Ça vaut pour nous comme pour lui. Lui au moins a le mérite de toujours regarder en avant.
Je ne partage absolument pas votre avis. Cet homme, loin d’être fainéant, a toujours fasciné autant que dérangé et je suis heureux de faire encore parti de ceux qu’il réussit à emmener. C’est un monstre de travail avec une grande sensibilité, du gros matos et une bonne paire d’oreille. Il m’aura fallu plusieurs écoutes, à bon volume, pour être définitivement conquis (Ah tiens… C’était pareil pour Drukqs, et pour les Analord, et pour the Tuss, et pour Syro… On devrait s’y être habitué à force, mais comme tout s’expédie aujourd’hui…) et ça vallait vraiment le coup ! J’en ai même eu le tournis, un peu comme aprés une sieste trop longue pleine de rêveries étranges.
J’sais pas… Il y a ceux qui font, pis y a ceux qui démolissent, parce que c’est amusant et plus facile sans doute ! Je pense que ça doit pas être très agréable à 47 ans de galérer à trouver de la nouvelle bonne musique autre que la sienne…
Vous m’avez fait tiqué, j’ai pas trouvé votre article hyper juste. Votre prise de position à part, c’est dans la tournure que je ne me suis pas sentis à l’aise.
Bonne continuation !
Ouaip, c’est déchirant de l’admettre mais ça fait un moment que RDJ tourne sur une formule.
Avec ou sans Twin, AFX fait du AFX. Si on excepte les Analord, la toute dernière fois qu’il m’a épaté le cerveau et enchanté le cœur sous son nom (j’ai pas trop suivi les trucs parallèles comme The Tuss) c’est Drukqs, déjà un peu redondant avec ses premiers disques, qui est devenu la matrice de tout ce qu’il a fait depuis. Mais étant le premier disque que j’ai vu sortir après l’avoir découvert, je garde pour lui un certain affect. Parce que oui, on a le droit à un peu de subjectivité, tout de même, et ceux qui le découvriront avec ses disques récents les apprécieront sans doute davantage que les vieux c… que les plus vieux fans que nous sommes. ^^ C’est pas de la mauvaise musique, au fond. Mais on a déjà entendu ça, en mieux. Et plusieurs fois.

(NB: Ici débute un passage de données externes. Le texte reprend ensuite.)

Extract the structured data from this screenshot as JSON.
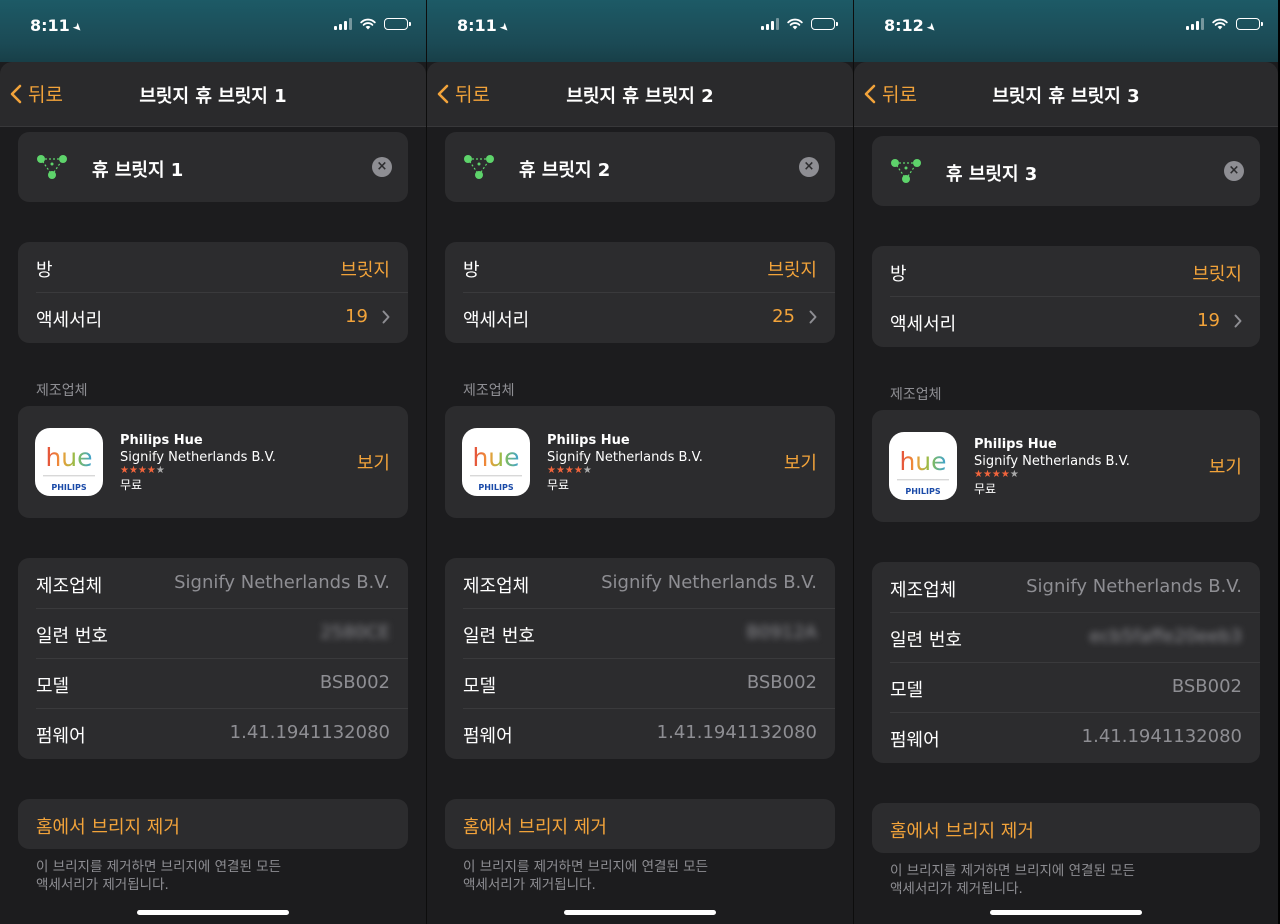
{
  "icons": {
    "back": "chevron-left-icon",
    "hub": "hub-bridge-icon",
    "clear": "clear-icon",
    "disclosure": "chevron-right-icon",
    "location": "location-arrow-icon",
    "signal": "cellular-signal-icon",
    "wifi": "wifi-icon",
    "battery": "battery-icon"
  },
  "colors": {
    "accent": "#f2a33a",
    "background": "#1c1c1e",
    "card": "#2c2c2e",
    "secondary_text": "#8e8e93",
    "hub_icon": "#5ed46b",
    "status_bar": "#1d5a66"
  },
  "screens": [
    {
      "status": {
        "time": "8:11"
      },
      "nav": {
        "back_label": "뒤로",
        "title": "브릿지 휴 브릿지 1"
      },
      "device": {
        "name": "휴 브릿지 1",
        "clear_glyph": "×"
      },
      "info": [
        {
          "label": "방",
          "value": "브릿지"
        },
        {
          "label": "액세서리",
          "value": "19"
        }
      ],
      "manufacturer_header": "제조업체",
      "app": {
        "icon_text": "hue",
        "icon_brand": "PHILIPS",
        "name": "Philips Hue",
        "developer": "Signify Netherlands B.V.",
        "rating": 4.5,
        "price": "무료",
        "action": "보기"
      },
      "details": [
        {
          "label": "제조업체",
          "value": "Signify Netherlands B.V."
        },
        {
          "label": "일련 번호",
          "value": "2580CE"
        },
        {
          "label": "모델",
          "value": "BSB002"
        },
        {
          "label": "펌웨어",
          "value": "1.41.1941132080"
        }
      ],
      "remove": {
        "label": "홈에서 브리지 제거",
        "footnote_line1": "이 브리지를 제거하면 브리지에 연결된 모든",
        "footnote_line2": "액세서리가 제거됩니다."
      }
    },
    {
      "status": {
        "time": "8:11"
      },
      "nav": {
        "back_label": "뒤로",
        "title": "브릿지 휴 브릿지 2"
      },
      "device": {
        "name": "휴 브릿지 2",
        "clear_glyph": "×"
      },
      "info": [
        {
          "label": "방",
          "value": "브릿지"
        },
        {
          "label": "액세서리",
          "value": "25"
        }
      ],
      "manufacturer_header": "제조업체",
      "app": {
        "icon_text": "hue",
        "icon_brand": "PHILIPS",
        "name": "Philips Hue",
        "developer": "Signify Netherlands B.V.",
        "rating": 4.5,
        "price": "무료",
        "action": "보기"
      },
      "details": [
        {
          "label": "제조업체",
          "value": "Signify Netherlands B.V."
        },
        {
          "label": "일련 번호",
          "value": "B0912A"
        },
        {
          "label": "모델",
          "value": "BSB002"
        },
        {
          "label": "펌웨어",
          "value": "1.41.1941132080"
        }
      ],
      "remove": {
        "label": "홈에서 브리지 제거",
        "footnote_line1": "이 브리지를 제거하면 브리지에 연결된 모든",
        "footnote_line2": "액세서리가 제거됩니다."
      }
    },
    {
      "status": {
        "time": "8:12"
      },
      "nav": {
        "back_label": "뒤로",
        "title": "브릿지 휴 브릿지 3"
      },
      "device": {
        "name": "휴 브릿지 3",
        "clear_glyph": "×"
      },
      "info": [
        {
          "label": "방",
          "value": "브릿지"
        },
        {
          "label": "액세서리",
          "value": "19"
        }
      ],
      "manufacturer_header": "제조업체",
      "app": {
        "icon_text": "hue",
        "icon_brand": "PHILIPS",
        "name": "Philips Hue",
        "developer": "Signify Netherlands B.V.",
        "rating": 4.5,
        "price": "무료",
        "action": "보기"
      },
      "details": [
        {
          "label": "제조업체",
          "value": "Signify Netherlands B.V."
        },
        {
          "label": "일련 번호",
          "value": "ecb5faffe20eeb3"
        },
        {
          "label": "모델",
          "value": "BSB002"
        },
        {
          "label": "펌웨어",
          "value": "1.41.1941132080"
        }
      ],
      "remove": {
        "label": "홈에서 브리지 제거",
        "footnote_line1": "이 브리지를 제거하면 브리지에 연결된 모든",
        "footnote_line2": "액세서리가 제거됩니다."
      }
    }
  ]
}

Ça confirme ma théorie perso de l’inévitable déclin des artistes musicaux « pop » (au sens large et originel, à savoir tout ce qui n’est ni jazz, ni classique, ni folklorique) : passés 10 ans de carrière, presque tous perdent de leur superbe et au mieux se tiennent à une formule sans plus se renouveler, au pire déclinent. Certains s’en sortent en succombant aux sirènes de la variété.
J’ai très peu de contre-exemples en tête, franchement. Mais ça n’empêche pas d’apprécier des œuvres tardives d’artistes qu’on a aimés passionnément, en ayant plus ou moins conscience que le meilleur est derrière lui/elle – et nous.

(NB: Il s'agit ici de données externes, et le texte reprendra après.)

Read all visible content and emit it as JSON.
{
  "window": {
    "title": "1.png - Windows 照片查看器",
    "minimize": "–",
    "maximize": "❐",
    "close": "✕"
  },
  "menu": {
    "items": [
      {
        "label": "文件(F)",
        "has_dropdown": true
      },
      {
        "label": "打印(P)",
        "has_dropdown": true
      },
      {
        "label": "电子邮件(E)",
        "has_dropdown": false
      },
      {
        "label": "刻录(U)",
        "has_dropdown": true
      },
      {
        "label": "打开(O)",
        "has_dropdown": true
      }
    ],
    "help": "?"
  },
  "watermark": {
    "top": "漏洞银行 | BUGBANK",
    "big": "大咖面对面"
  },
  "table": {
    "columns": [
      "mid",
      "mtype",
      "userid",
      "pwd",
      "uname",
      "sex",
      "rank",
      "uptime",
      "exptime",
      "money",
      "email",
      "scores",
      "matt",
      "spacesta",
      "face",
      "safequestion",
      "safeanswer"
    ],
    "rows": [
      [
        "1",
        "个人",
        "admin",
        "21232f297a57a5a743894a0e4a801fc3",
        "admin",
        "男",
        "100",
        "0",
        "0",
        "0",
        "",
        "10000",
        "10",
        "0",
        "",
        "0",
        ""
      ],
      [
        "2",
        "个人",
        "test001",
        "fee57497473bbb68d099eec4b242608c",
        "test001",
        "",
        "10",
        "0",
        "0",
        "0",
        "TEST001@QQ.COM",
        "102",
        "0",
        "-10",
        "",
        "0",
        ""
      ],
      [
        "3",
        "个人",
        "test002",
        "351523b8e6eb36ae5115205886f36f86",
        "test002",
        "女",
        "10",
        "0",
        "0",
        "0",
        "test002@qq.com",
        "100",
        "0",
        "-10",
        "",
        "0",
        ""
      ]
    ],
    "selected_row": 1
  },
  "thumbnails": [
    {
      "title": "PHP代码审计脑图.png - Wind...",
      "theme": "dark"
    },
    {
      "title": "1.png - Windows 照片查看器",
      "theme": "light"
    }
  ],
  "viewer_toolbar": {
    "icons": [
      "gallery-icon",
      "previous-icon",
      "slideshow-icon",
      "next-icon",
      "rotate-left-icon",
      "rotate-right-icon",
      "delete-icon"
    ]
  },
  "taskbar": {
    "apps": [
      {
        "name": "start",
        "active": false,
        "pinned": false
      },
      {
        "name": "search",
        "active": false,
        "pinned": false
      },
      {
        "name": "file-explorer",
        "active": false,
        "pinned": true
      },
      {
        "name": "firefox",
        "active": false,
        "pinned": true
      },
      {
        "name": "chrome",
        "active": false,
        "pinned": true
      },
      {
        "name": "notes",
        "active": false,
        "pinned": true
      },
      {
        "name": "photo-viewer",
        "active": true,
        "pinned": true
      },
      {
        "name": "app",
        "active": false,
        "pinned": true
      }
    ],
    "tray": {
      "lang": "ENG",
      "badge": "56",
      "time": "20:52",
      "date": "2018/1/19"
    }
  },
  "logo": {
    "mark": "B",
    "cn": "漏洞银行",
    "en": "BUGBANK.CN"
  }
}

Mon plus vieux pote continue de suivre et d’apprécier chaque sortie de RDJ religieusement, il garde la foi, il a probablement déjà mis celui-ci dans sa playlist. Avec un tel enthousiasme que je n’ai même pas envie de lui dire que je trouve ces albums récents terriblement décevants. Au fond, je l’envie.

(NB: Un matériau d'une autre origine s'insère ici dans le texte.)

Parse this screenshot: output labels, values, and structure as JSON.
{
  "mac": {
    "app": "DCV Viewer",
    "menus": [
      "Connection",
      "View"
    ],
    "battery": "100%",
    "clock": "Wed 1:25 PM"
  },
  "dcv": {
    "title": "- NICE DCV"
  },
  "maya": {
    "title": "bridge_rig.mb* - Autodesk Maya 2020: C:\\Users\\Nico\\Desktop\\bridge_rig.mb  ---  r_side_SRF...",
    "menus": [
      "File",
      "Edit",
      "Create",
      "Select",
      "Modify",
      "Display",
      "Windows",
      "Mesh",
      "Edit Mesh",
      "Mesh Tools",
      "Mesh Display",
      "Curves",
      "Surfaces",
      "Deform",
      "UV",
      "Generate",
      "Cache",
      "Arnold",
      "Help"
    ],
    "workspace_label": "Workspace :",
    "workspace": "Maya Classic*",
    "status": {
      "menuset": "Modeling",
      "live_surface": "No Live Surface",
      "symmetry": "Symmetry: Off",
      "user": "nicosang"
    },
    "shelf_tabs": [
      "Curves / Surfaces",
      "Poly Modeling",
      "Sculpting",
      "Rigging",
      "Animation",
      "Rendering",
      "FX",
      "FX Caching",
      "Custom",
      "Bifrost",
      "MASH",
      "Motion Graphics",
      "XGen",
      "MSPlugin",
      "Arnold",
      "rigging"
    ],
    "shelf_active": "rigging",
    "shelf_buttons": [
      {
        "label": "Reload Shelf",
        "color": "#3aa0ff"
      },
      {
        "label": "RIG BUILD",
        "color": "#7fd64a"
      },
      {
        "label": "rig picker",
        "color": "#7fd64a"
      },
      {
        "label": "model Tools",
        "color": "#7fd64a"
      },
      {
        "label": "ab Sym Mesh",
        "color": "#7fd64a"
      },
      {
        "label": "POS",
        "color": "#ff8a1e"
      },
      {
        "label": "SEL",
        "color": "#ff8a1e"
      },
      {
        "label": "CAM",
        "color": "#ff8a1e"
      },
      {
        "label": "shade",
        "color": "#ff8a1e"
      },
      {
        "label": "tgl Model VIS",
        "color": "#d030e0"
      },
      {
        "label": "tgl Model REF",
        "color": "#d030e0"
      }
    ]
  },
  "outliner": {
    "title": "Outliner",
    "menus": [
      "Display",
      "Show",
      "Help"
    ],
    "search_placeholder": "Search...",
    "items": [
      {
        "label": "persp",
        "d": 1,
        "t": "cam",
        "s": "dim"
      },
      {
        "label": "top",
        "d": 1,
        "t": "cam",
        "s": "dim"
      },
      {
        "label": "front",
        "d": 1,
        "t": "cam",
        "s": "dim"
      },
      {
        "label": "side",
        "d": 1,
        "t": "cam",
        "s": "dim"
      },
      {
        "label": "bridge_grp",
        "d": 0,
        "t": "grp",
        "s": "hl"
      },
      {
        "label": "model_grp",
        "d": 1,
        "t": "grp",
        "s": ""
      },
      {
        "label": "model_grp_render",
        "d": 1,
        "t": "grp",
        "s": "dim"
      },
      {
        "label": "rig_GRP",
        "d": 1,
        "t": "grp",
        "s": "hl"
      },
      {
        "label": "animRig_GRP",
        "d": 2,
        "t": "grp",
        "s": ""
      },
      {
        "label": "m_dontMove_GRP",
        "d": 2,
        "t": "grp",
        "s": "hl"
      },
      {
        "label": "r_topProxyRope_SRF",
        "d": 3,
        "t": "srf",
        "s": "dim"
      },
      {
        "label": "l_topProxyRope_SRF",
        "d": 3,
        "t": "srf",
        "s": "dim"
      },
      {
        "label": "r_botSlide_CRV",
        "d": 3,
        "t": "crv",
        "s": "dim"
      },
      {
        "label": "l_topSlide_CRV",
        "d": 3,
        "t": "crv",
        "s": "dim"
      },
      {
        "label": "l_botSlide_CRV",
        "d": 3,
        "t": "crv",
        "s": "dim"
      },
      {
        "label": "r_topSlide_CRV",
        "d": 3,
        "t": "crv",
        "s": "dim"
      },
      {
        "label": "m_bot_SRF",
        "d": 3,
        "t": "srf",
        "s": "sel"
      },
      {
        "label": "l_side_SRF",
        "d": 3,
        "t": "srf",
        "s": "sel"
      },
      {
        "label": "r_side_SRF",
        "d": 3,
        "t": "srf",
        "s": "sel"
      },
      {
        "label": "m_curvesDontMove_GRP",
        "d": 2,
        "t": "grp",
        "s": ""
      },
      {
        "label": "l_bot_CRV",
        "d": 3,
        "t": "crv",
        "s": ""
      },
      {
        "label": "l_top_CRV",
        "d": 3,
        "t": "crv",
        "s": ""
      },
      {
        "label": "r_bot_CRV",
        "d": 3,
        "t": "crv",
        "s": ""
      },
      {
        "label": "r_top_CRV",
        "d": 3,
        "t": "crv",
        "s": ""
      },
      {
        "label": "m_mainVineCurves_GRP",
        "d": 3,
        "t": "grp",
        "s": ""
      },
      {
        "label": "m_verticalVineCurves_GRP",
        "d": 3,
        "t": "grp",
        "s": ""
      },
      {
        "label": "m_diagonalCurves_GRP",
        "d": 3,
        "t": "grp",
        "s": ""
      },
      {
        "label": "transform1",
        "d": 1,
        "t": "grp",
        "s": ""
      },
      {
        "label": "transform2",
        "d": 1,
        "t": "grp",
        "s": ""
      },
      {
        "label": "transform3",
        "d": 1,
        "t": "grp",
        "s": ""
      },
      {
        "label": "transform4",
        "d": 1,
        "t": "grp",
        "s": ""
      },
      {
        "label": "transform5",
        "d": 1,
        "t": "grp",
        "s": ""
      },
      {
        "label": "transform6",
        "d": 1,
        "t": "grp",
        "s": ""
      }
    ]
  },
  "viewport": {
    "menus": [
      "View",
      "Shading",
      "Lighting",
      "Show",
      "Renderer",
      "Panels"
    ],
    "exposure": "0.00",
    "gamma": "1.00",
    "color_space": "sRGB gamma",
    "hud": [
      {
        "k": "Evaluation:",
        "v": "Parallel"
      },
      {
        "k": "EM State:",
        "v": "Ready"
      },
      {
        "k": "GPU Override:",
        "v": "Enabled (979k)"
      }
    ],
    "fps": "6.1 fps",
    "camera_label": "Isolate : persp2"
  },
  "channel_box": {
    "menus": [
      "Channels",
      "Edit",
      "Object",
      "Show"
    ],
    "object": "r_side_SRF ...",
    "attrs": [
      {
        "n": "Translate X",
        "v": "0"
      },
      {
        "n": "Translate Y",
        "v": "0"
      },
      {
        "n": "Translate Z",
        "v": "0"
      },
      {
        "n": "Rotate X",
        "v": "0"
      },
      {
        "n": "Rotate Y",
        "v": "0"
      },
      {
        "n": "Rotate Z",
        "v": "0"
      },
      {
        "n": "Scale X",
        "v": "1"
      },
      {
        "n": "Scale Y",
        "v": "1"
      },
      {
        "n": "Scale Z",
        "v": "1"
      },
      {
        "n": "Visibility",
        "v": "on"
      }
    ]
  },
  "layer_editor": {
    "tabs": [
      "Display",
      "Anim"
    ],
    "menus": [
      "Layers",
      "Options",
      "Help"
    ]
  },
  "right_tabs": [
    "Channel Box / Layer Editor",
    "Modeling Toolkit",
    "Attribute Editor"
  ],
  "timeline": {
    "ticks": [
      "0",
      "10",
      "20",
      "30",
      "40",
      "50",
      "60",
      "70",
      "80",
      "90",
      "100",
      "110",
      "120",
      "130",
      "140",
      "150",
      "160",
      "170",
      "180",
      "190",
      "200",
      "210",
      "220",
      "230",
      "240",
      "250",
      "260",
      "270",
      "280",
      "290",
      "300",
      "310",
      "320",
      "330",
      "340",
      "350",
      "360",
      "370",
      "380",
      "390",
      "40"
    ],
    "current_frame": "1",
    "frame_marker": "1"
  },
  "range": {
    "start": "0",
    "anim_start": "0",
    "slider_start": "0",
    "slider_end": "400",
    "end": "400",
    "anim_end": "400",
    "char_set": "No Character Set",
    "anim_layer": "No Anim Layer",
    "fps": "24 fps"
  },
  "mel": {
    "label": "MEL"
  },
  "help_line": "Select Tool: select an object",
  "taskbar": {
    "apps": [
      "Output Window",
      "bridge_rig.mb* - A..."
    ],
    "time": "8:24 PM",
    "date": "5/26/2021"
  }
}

PS: Pour ma part, ce que je continue d’aimer envers et contre tout dans un univers proche, c’est Autechre. Je viens d’acheter le nouveau, là, le quadruple-double-album (8 disques, donc), j’ai même pas encore tout écouté! Je serais curieux d’en lire une chronique ici 😉
Elles sont quand même supers ces chroniques
merci pour cette chronique, de loin la plus pertinente de ce que j’ai pu lire sur les internets.